Vor einiger Zeit war es noch üblich, aus der Historie von politischen und unpolitischen Ereignissen zu lernen. Es war der Motor für Veränderungen oder Verbesserungen. Schlug man falsche Wege ein, konnte man trotz alledem korrigieren, weil verschiedene Entscheidungen prinzipiell offen gelassen wurden, eben nur aus Kenntnis der Vergangenheit. Man verbaute sich keine Zukunft, in dem man bestimmten Entscheidungen oder Möglichkeiten nicht von vornherein eine Abfuhr erteilte – abermals aus Kenntnis der Vergangenheit. Wege zur Lösung von politischen oder unpolitischen Problemen konnten faktisch immer korrigiert werden – wenn man es wollte. Das ist eine rechte Haltung der Menschen, die immer bestrebt waren, Problemlösungen kurzer Hand bieten zu können und zu wollen. Gäbe es nicht den Blick in die Vergangenheit, würden wir uns heute tief im Mittelalter befinden. Eine der wichtigsten Kriterien bei Problemlösungen ist also grundsätzlich der Blick in die „Aufzeichnungen“, der zur Fehlersuche und Behebung dient. Die Zielsetzung bestimmt den Weg der Korrektur. Bei jeder Aufgabe!
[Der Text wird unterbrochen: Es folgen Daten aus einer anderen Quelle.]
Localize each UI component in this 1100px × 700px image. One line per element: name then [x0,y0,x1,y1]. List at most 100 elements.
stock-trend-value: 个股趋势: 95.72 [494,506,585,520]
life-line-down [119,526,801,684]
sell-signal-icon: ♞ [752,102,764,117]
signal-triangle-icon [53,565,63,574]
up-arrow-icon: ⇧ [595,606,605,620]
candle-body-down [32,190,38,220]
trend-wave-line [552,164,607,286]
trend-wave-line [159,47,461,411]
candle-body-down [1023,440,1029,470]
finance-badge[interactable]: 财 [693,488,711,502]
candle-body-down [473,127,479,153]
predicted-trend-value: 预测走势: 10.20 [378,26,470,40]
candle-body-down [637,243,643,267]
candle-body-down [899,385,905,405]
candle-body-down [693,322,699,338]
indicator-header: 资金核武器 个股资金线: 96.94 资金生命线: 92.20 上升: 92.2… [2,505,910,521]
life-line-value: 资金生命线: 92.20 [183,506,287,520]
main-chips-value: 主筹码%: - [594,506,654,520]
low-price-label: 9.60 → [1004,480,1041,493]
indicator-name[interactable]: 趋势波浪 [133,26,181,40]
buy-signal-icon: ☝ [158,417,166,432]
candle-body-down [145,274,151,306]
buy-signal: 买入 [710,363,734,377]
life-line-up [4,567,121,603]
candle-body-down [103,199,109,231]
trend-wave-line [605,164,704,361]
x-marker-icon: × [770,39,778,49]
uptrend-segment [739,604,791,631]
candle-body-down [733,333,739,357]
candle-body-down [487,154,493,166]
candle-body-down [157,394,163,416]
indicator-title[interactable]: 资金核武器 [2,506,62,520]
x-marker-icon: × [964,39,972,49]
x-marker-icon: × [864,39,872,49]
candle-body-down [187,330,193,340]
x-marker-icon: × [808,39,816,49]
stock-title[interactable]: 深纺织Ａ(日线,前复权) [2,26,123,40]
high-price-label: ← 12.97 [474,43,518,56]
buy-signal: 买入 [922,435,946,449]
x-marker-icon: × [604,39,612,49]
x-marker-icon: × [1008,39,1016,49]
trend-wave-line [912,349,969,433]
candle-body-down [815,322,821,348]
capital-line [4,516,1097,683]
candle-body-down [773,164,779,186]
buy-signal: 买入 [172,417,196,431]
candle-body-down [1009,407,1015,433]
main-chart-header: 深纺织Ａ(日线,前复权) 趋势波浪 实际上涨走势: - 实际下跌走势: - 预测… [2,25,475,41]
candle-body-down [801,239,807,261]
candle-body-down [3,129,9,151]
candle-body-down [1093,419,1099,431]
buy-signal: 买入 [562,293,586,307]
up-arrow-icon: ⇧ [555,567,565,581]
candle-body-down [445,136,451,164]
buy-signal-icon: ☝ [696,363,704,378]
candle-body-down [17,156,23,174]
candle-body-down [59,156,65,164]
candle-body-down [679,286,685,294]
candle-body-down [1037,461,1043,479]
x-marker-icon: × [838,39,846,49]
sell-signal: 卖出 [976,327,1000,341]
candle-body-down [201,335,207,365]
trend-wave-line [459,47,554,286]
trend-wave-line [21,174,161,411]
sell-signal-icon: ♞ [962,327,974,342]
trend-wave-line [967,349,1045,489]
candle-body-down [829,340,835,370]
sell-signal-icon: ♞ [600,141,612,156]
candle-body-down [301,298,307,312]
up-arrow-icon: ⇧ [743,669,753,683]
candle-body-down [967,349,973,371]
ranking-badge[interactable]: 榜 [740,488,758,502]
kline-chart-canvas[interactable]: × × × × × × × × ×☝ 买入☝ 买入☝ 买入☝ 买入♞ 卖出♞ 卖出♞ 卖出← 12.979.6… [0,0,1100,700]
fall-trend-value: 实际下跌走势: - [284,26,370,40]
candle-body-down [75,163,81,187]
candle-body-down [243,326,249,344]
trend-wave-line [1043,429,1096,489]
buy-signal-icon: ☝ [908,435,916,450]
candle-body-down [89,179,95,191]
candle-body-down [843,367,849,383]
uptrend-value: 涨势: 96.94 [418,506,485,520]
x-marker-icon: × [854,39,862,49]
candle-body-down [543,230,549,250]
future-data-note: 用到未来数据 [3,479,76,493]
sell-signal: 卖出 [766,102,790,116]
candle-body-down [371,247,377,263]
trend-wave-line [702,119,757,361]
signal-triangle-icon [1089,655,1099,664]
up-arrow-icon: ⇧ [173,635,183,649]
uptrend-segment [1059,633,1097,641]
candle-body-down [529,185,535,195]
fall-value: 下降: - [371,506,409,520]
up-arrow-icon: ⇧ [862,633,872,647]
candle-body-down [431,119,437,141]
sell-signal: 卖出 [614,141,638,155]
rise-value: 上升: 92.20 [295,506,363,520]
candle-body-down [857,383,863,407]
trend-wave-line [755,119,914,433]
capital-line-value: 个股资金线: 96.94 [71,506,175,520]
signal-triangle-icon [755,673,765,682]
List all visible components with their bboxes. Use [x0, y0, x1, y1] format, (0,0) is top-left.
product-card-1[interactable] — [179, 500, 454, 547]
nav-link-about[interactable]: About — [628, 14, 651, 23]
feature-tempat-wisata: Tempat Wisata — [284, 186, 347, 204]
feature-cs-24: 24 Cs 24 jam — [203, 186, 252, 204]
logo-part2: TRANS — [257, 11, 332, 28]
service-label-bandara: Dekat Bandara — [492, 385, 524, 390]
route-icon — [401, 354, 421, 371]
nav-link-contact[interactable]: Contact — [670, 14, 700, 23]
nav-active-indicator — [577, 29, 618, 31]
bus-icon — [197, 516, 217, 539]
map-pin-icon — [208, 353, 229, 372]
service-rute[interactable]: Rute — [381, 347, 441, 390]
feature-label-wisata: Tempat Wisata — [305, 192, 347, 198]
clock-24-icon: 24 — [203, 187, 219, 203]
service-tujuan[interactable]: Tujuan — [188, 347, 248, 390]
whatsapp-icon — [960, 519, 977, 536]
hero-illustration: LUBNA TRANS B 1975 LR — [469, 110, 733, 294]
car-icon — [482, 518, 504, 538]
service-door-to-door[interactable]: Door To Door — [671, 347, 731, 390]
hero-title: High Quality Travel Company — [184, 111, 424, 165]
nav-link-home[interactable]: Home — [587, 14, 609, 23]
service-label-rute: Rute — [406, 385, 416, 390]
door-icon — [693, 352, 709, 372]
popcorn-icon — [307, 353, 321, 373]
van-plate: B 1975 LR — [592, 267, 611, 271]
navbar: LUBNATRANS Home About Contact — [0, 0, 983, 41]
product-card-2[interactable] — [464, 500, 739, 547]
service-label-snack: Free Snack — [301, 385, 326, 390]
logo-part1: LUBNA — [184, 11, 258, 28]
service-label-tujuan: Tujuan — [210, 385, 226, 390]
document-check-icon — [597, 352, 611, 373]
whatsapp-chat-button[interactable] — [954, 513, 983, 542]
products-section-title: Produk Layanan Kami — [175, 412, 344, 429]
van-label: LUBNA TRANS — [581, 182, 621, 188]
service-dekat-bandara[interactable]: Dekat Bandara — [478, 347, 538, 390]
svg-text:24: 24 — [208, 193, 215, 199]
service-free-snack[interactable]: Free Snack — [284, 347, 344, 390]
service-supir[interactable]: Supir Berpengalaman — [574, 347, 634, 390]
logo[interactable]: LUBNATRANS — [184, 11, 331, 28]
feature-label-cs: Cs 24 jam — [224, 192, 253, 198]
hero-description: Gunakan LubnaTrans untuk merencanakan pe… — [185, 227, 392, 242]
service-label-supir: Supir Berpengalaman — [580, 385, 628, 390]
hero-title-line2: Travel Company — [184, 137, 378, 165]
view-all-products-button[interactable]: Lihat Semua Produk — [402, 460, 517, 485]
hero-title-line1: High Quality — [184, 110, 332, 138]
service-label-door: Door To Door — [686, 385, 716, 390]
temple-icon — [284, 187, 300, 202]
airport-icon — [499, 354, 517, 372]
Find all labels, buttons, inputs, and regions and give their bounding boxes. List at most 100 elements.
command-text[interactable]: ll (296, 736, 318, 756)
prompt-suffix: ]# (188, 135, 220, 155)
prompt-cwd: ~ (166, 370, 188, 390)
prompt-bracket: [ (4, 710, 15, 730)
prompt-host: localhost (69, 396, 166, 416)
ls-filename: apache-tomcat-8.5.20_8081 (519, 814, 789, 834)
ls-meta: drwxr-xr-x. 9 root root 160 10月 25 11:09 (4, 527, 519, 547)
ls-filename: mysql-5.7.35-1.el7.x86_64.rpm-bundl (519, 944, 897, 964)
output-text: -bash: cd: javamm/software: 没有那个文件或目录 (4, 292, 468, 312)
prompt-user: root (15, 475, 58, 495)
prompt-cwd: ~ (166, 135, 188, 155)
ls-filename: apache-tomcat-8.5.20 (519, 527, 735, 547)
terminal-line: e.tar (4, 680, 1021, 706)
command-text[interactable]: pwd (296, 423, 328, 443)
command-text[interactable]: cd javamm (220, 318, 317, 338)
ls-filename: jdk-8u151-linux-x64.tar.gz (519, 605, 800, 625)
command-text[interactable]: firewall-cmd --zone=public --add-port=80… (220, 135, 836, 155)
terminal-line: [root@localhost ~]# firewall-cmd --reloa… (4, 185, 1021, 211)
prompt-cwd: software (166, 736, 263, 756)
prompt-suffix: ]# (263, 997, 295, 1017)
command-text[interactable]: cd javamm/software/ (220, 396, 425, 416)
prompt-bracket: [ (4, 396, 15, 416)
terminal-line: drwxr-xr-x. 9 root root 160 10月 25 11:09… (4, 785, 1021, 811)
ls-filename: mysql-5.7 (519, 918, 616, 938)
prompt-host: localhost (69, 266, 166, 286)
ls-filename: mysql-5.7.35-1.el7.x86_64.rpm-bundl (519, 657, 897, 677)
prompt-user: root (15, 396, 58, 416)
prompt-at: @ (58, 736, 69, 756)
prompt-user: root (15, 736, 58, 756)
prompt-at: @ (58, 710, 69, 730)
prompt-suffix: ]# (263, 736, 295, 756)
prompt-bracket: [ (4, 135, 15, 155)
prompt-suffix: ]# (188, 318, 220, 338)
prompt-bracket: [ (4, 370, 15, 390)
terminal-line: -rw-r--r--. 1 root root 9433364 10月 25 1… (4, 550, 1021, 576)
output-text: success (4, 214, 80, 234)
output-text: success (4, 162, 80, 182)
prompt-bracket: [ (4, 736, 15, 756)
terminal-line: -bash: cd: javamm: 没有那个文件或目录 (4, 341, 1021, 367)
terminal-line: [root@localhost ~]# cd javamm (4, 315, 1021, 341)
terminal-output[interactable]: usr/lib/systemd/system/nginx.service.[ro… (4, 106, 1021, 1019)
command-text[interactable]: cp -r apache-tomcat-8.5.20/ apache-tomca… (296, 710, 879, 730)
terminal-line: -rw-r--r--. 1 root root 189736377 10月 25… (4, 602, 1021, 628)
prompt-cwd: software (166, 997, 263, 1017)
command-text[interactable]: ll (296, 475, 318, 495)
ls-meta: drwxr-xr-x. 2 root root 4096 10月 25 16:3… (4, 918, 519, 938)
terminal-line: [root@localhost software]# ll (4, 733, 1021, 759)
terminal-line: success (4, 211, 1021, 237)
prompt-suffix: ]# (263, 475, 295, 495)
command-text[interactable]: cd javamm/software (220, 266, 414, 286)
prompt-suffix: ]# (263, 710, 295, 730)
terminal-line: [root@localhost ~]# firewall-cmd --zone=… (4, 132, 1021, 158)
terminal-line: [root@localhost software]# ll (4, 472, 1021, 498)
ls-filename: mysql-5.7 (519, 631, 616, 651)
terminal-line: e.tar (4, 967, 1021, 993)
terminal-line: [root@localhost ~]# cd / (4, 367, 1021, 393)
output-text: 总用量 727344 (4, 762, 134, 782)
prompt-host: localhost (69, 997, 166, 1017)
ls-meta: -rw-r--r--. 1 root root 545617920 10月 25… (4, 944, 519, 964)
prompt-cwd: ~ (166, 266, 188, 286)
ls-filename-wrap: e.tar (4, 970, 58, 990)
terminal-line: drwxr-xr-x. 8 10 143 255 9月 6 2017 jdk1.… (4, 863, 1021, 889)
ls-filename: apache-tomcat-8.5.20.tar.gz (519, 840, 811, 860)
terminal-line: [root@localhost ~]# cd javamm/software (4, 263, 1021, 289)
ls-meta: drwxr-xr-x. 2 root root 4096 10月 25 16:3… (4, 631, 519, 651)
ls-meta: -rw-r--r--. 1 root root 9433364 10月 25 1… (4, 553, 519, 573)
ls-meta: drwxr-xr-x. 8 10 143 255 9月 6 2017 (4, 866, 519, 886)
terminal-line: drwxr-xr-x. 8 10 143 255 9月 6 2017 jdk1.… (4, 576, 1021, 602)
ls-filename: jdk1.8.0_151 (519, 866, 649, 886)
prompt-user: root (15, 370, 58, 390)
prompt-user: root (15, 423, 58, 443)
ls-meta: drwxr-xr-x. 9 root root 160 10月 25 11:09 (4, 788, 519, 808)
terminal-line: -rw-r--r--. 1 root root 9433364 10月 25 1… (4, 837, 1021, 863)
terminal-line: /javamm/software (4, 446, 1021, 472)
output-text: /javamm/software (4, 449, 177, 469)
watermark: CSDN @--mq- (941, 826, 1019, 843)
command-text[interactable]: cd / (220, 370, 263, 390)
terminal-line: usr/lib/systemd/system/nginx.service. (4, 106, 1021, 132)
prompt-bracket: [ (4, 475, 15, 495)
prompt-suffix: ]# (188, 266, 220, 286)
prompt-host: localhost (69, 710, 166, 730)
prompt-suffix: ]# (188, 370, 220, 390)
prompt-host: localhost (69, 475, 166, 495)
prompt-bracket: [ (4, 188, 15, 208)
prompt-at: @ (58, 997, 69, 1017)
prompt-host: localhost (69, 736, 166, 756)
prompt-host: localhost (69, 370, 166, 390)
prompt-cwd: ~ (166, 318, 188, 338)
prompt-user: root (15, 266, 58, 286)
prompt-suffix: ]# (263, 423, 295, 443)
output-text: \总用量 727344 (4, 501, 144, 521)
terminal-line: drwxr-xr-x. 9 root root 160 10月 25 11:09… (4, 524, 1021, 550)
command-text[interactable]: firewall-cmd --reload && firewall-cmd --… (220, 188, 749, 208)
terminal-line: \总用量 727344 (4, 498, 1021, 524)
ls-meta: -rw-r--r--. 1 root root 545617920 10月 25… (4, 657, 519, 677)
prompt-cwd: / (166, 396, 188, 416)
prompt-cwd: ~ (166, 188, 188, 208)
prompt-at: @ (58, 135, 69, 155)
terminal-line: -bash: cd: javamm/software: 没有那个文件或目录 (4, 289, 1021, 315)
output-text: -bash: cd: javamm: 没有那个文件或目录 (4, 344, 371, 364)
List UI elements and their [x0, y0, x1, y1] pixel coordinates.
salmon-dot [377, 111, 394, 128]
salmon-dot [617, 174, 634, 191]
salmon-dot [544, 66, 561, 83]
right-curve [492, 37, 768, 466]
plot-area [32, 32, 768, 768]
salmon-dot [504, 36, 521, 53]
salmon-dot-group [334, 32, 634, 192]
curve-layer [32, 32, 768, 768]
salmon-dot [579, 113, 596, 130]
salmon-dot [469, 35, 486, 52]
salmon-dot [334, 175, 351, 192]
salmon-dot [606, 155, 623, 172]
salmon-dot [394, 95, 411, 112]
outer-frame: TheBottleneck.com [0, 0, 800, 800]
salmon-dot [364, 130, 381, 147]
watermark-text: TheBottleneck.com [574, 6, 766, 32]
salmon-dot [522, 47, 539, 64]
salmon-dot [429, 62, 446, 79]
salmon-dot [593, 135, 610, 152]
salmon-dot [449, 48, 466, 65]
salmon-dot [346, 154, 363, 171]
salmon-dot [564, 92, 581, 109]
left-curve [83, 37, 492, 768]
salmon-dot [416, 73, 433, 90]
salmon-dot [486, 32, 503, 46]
Politische Zielsetzungen sind dabei doch nur ein Bestandteil der Handlungsweise. Und Politik ist nichts anderes, als nach außen hingewandte Tätigkeit, welche Inhalte, Strukturen oder Prozesse sichtbar macht (machen sollte!). Politik findet in der kleinsten Zelle eines Volkes statt – in der Familie, z. B. wie sie sich öffentlich zeigt. Das ist eine Form der Politik in der kleinsten Gemeinschaft. Kurz: Politik ist öffentliche Darstellung.

Wo auch immer, in der kleinsten Zelle, wie auch im Parlament eines Volkes werden Ziele – und die Wege dahin besprochen; notwendige Korrekturen können stattfinden, um gesetzte Ziele zu erreichen. Dieser Prozeß ist nichts anderes als die Historie, die Geschichte der Handlungsweise.